Tra tutte queste considerazioni, chiudo con quella che trovo più interessante. Riguarda la lingua italiana:
È una lingua di una melodia così straordinaria, che può ubriacarvi, come degli accordi, senza che prestiate attenzione al senso delle parole. Una lingua così voluttuosa da provocare un affaticamento del pensiero.
Per sostenere il progetto
Alcuni episodi - uno su tre - di questa newsletter sono fatti di disegni miei e di tavole in via di lavorazione per il fumetto che sto facendo, e sono riservati a chi sottoscrive un abbonamento (mensile o annuale). Per iscriversi basta pigiare il bottoncino qui sotto.

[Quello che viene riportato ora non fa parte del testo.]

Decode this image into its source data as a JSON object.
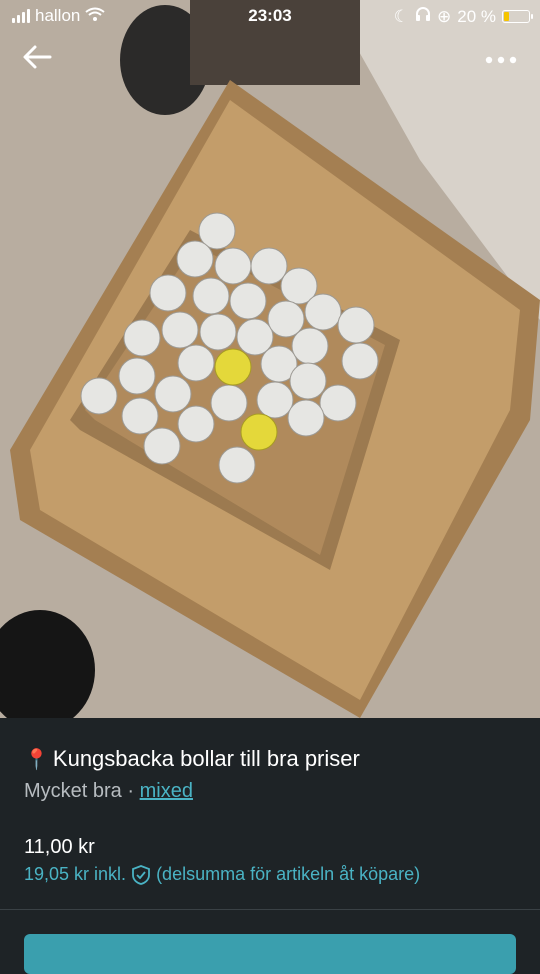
{
  "status": {
    "carrier": "hallon",
    "time": "23:03",
    "battery": "20 %",
    "battery_level": 0.2
  },
  "nav": {
    "back_icon": "arrow-left-icon",
    "more_icon": "more-horizontal-icon"
  },
  "listing": {
    "title": "Kungsbacka bollar till bra priser",
    "condition": "Mycket bra",
    "separator": "·",
    "brand": "mixed",
    "price": "11,00 kr",
    "price_incl": "19,05 kr inkl.",
    "price_note": "(delsumma för artikeln åt köpare)"
  },
  "colors": {
    "accent": "#4ab3c4",
    "button": "#3a9fae",
    "background": "#1e2326"
  }
}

Da questo bottoncino, invece, si può anche regalare un abbonamento.
Un altro modo per sostenere il progetto è condividere un singolo post o l’intera newsletter. In ogni caso grazie di cuore!
Anche il padre di Germaine, Jacques Necker, era morto proprio alla vigilia del suo viaggio in Italia.
Nel 1569 Papa Pio V aveva ordinato l’espulsione degli ebrei da tutti i domini papali, ma sarebbe più corretto parlare di una concentrazione in alcuni ghetti, a Roma soprattutto. Ad Ancona venne mantenuta una presenza ebraica perché era utile negli scambi commerciali con l’Impero ottomano, che all’epoca era molto più tollerante dell’Europa cristiana.
La figura degli improvvisatori affascinava moltissimo i viaggiatori stranieri. In questa newsletter abbiamo già raccontato come Hans Christian Andersen, dopo il suo viaggio in Italia, scrisse L’improvvisatore (1835), ispirato appunto a uno di questi poeti.
“Et in Arcadia ego sum” è il verso in epigrafe al Viaggio in Italia di Goethe.